The tool provides an overview of how far productive capacities have been developed or not in each country, enabling policymakers to trace their development performance over time, as well as compare it with other countries.

The index scores a country’s performance on productive capacities on a scale of 1 to 100, assessing the effectiveness of policies and strategies as well as existing gaps and limitations. It can help governments formulate and implement their policies better and benchmark their achievements.

A country’s overall level of productive capacities, as well as performance across the eight components of the PCI, are markers of its strengths, weaknesses and possible future growth patterns.

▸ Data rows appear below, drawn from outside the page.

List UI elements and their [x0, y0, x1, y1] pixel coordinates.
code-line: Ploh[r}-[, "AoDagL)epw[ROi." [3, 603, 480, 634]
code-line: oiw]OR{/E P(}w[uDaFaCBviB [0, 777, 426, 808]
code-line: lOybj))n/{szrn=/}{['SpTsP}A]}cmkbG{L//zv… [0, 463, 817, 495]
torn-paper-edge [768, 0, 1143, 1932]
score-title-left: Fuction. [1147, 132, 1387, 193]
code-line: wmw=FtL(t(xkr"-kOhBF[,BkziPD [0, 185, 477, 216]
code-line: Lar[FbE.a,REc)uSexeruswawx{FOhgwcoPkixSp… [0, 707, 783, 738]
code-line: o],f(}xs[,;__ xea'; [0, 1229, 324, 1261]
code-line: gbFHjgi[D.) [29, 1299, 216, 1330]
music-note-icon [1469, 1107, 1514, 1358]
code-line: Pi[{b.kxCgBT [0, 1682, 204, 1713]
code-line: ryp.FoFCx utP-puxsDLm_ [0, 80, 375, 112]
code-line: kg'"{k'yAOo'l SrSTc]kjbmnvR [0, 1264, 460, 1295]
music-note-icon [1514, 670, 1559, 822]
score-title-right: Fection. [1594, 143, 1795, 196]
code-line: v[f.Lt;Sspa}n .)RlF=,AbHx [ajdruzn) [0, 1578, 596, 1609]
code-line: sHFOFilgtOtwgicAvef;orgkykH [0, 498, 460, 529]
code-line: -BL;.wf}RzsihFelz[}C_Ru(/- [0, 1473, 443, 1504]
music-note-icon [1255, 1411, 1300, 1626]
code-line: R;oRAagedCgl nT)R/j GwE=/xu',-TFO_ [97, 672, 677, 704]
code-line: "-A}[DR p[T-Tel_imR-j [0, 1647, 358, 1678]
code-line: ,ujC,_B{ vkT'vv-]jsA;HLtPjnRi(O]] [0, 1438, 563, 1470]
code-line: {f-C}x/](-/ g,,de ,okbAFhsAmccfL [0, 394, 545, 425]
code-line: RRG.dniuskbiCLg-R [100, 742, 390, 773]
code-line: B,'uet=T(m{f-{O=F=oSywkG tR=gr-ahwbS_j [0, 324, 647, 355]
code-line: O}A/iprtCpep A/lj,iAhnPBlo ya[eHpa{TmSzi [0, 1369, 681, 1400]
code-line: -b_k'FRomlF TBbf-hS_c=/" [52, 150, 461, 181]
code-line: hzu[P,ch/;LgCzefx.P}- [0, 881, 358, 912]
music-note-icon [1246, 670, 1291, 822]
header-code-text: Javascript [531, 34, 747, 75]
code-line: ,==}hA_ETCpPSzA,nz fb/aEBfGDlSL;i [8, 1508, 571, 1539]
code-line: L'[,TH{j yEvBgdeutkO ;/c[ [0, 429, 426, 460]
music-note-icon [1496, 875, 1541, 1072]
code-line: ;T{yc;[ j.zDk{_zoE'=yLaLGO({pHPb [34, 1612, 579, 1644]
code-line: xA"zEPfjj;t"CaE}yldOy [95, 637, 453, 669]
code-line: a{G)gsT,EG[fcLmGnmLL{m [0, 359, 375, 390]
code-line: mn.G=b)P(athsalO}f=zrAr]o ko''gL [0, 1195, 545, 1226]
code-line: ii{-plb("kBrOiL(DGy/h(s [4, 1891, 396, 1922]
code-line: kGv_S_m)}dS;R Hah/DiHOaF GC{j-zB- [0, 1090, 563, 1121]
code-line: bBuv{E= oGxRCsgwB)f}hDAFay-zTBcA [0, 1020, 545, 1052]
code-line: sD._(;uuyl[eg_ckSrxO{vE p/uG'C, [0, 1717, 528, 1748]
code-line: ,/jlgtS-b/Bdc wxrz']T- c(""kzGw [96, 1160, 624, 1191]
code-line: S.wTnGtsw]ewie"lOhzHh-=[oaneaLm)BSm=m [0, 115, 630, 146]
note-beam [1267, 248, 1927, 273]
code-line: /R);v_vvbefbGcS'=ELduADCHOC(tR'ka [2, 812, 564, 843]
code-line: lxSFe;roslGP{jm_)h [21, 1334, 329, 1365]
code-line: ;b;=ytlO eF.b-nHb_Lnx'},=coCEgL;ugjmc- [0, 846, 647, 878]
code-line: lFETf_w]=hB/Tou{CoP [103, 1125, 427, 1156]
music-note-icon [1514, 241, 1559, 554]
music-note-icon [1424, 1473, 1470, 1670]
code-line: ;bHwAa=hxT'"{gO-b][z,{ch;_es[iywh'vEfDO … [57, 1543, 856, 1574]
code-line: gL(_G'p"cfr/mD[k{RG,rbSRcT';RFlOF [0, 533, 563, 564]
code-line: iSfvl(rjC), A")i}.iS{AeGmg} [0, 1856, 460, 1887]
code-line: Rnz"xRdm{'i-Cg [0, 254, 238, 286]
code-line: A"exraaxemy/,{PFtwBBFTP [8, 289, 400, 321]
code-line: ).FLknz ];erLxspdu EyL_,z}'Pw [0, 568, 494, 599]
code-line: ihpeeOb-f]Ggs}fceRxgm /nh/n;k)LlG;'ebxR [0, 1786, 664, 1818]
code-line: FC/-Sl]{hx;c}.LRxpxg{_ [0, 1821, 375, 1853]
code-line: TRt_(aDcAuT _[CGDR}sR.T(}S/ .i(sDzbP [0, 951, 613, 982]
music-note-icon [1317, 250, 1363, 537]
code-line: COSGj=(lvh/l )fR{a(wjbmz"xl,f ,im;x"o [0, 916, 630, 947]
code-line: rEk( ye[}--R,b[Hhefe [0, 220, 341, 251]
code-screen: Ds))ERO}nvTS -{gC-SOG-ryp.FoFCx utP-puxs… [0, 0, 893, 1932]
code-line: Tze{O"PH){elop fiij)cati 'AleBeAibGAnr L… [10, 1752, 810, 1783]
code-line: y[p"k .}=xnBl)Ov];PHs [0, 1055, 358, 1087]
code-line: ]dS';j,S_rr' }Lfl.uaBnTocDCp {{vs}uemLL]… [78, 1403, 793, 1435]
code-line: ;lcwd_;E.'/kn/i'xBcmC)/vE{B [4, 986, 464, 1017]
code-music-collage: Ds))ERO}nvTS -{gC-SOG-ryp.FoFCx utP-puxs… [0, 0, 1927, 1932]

Not surprisingly, developed countries and industrialized economies are the top performers in aggregate PCI and category specific scores, except in natural capital.

In Asia, the highest-performing economies are Hong Kong (Province of China) at position eight in the PCI’s global ranking, followed by Korea and Singapore, ranked 11th and 13th respectively.

In Latin America, the best performers are Chile, ranked 50th globally, followed by Uruguay (53rd) and Costa Rica (57th), while in the Caribbean, the top economies are Bermuda, ranked 16th globally, Barbados (40th) and Trinidad and Tobago (48th).

As a group, small island developing states rank relatively better than other developing countries due to their smaller sizes and populations, as the PCI uses indicators that utilize population-related or geographical ratios as units of measurement.

There are notable gaps in key aspects of productive capacities, including structural change, institutions, energy, ICT and human capital.

Building productive capacities

The PCI identifies key areas that developing countries should focus on to boost their productive capacities and achieve long-term, sustainable and inclusive growth. Policymakers in these countries can use the tool to make evidence-based decisions about appropriate policies and strategies.

“The PCI is a practical guide and diagnostic tool to inform trade and development policy choices at the national level,” said Paul Akiwumi, director of UNCTAD’s division for Africa and least developed countries.

He said sectoral or thematic priorities for building productive capacities should be determined by each country’s national development strategy and country-specific conditions.

“There is no universal blueprint to foster the development of productive capacities and structural economic transformation,” Mr. Akiwumi said. “Policies should be homegrown and based on country-specific constraints, opportunities and comparative advantages.”

He called for concerted efforts to support countries in developing and building new productive capacities and utilizing their existing ones fully.